Care homes were particularly overlooked in the distribution of PPE. Figures show that 8 per cent of gloves and 5 per cent of eye protectors from central stocks were directed to care homes.

Only health providers’ demands for face masks and clinical waste bags were met in terms of the modelled PPE requirements for the reasonable worst-case scenario during the outbreak.

The NAO also highlighted the “problematic” relationship between social care and the NHS.

“We have reported on successive efforts to integrate the two sectors: there have been 12 government white papers, green papers and consultations, and five independent reviews on integration over the past 20 years,” the report said.

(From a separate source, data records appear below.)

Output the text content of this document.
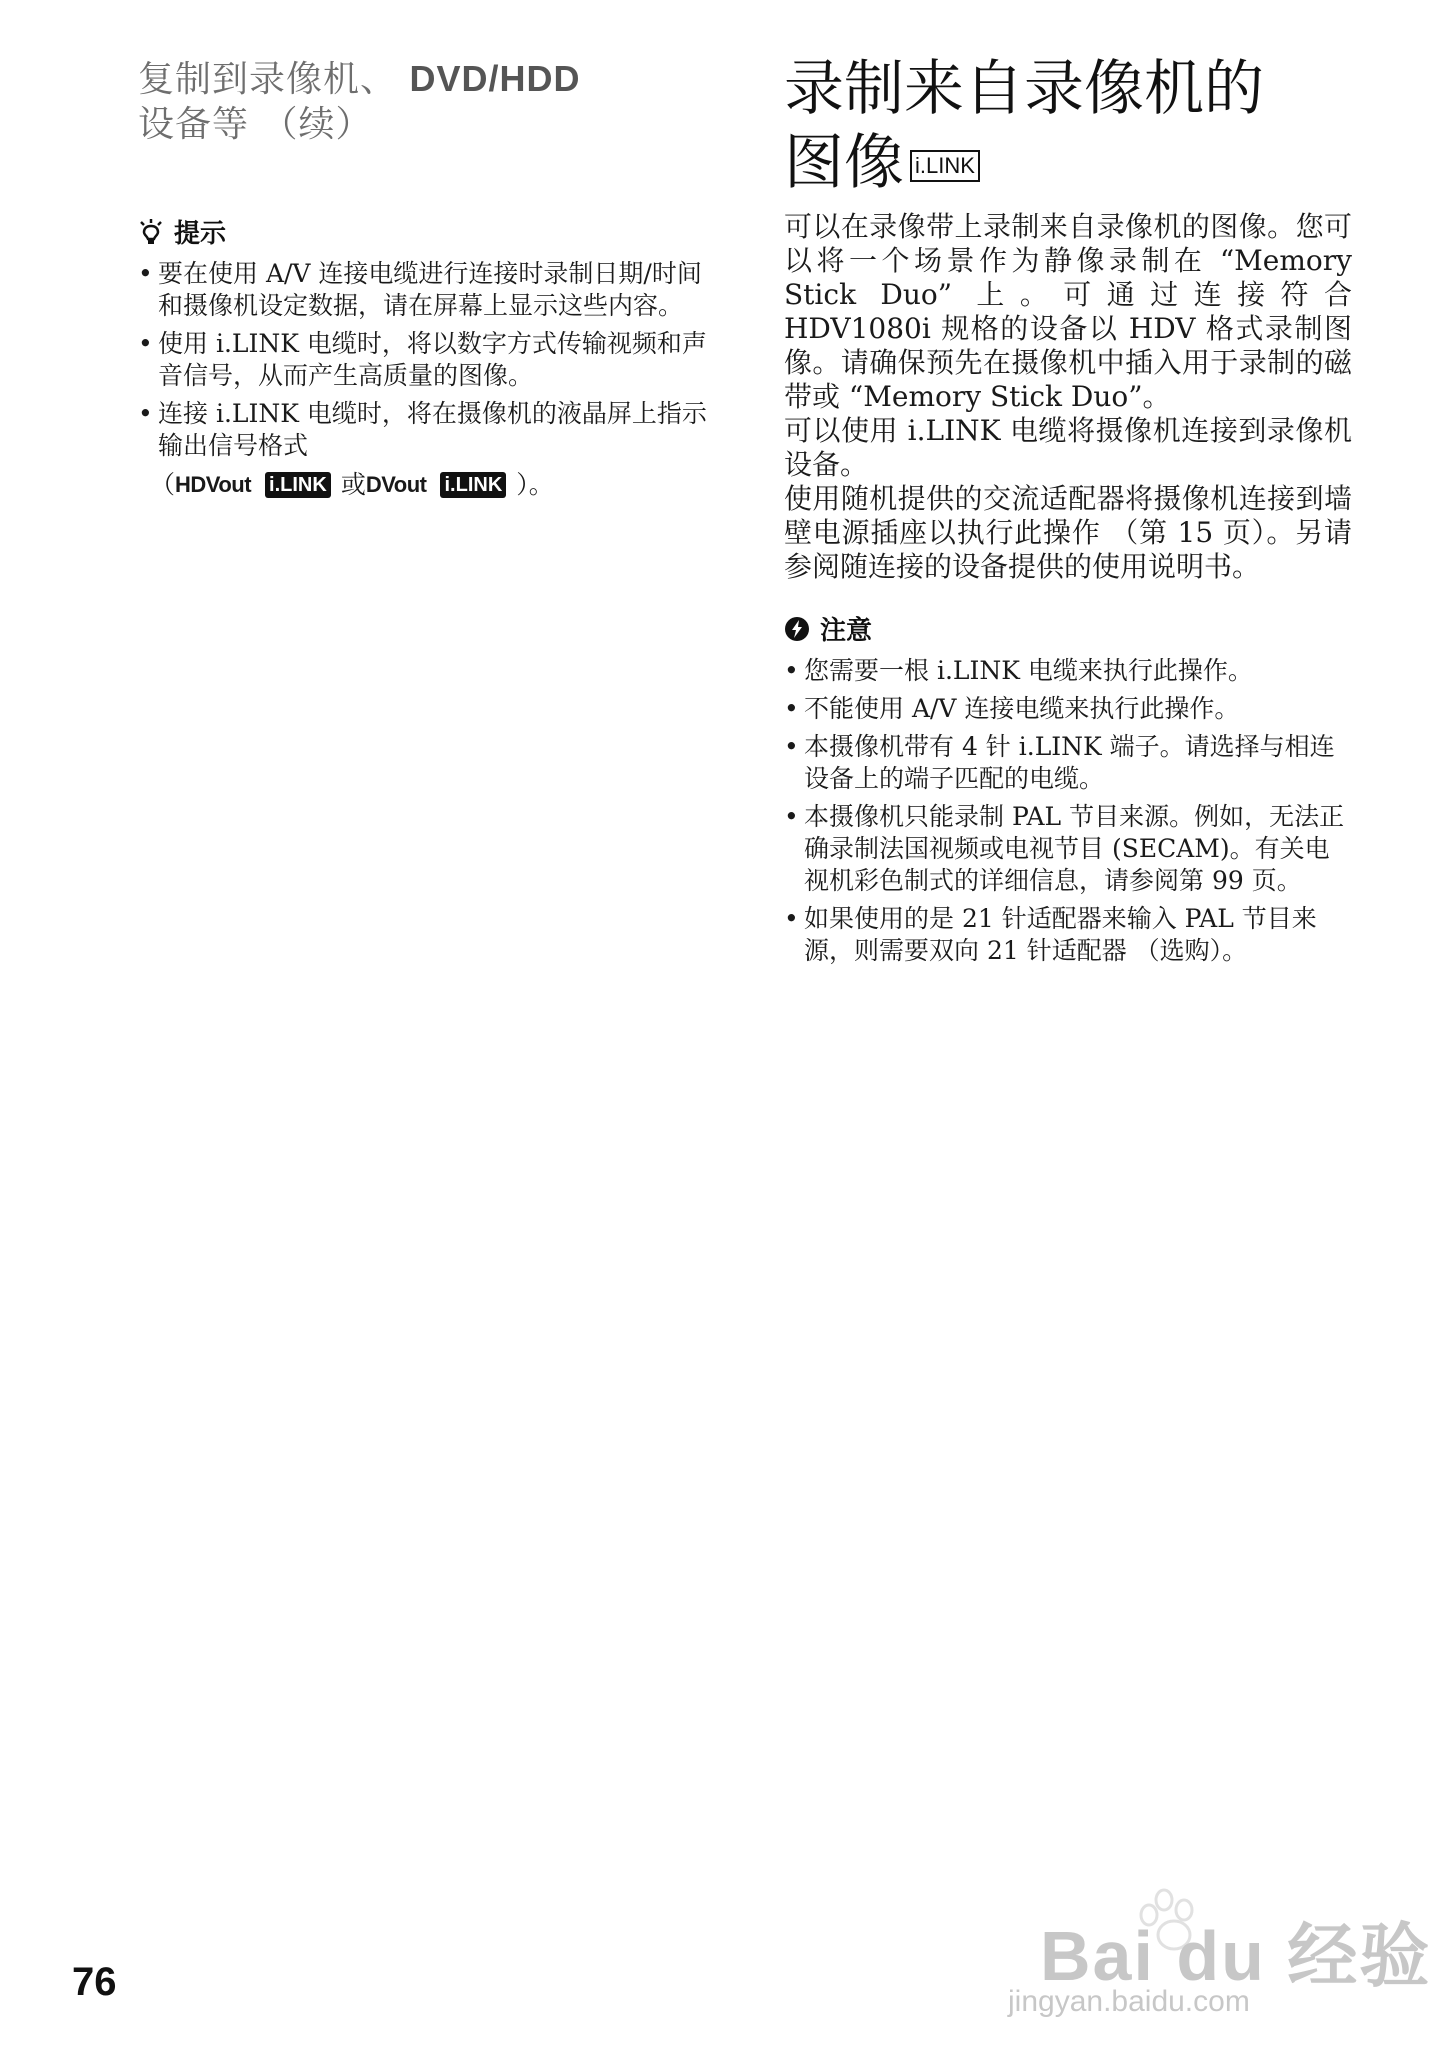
复制到录像机、 DVD/HDD
设备等 （续）
提示
• 要在使用 A/V 连接电缆进行连接时录制日期/时间和摄像机设定数据，请在屏幕上显示这些内容。
• 使用 i.LINK 电缆时，将以数字方式传输视频和声音信号，从而产生高质量的图像。
• 连接 i.LINK 电缆时，将在摄像机的液晶屏上指示输出信号格式
（ HDVout i.LINK 或 DVout i.LINK ）。
录制来自录像机的
图像 i.LINK

可以在录像带上录制来自录像机的图像。您可以将一个场景作为静像录制在 “Memory Stick Duo” 上。可通过连接符合 HDV1080i 规格的设备以 HDV 格式录制图像。请确保预先在摄像机中插入用于录制的磁带或 “Memory Stick Duo”。

可以使用 i.LINK 电缆将摄像机连接到录像机设备。

使用随机提供的交流适配器将摄像机连接到墙壁电源插座以执行此操作 （第 15 页）。另请参阅随连接的设备提供的使用说明书。

注意
• 您需要一根 i.LINK 电缆来执行此操作。
• 不能使用 A/V 连接电缆来执行此操作。
• 本摄像机带有 4 针 i.LINK 端子。请选择与相连设备上的端子匹配的电缆。
• 本摄像机只能录制 PAL 节目来源。例如，无法正确录制法国视频或电视节目 (SECAM)。有关电视机彩色制式的详细信息，请参阅第 99 页。
• 如果使用的是 21 针适配器来输入 PAL 节目来源，则需要双向 21 针适配器 （选购）。
76	Bai du 经验
jingyan.baidu.com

“Going into the pandemic, meaningful integration was still to occur, however, and the lack of it has made responding to the crisis more difficult in a number of ways.”

Similarly, the number of bodies, both national and international, involved in acquiring PPE made the process of procurement more onerous, the NAO said.

Labour’s shadow health secretary, Jonathan Ashworth said the NHS had “entered the Covid-19 crisis exposed after years of under funding, bed cuts and with huge staff shortages”.

Susan Masters, a director at the Royal College of Nursing, said: “Without the extraordinary efforts of nursing staff across health and social care, the impact of Covid-19 could have been worse.

“But this report shows nursing staff were let down by a system ill-prepared to tackle this pandemic.

“Years of under-investment means social care was left exposed.”

A DHSC spokesperson defended the government’s handling of the pandemic and said it had stepped in to reduce care home transmission.

“We have been working tirelessly with the care sector throughout to reduce transmission and save lives and a result 60 per cent of care homes have had no outbreak at all, according to the latest Public Health England statistics,” the spokesperson said.

The spokesperson said the numbers used for judging PPE supply in the NAO report were “misleading”, stating: “The modelled PPE requirements presented in this report are theoretical worst case estimates – it is misleading to compare them to figures on centrally procured PPE which do not account for equipment supplied through other routes or existing local stocks.”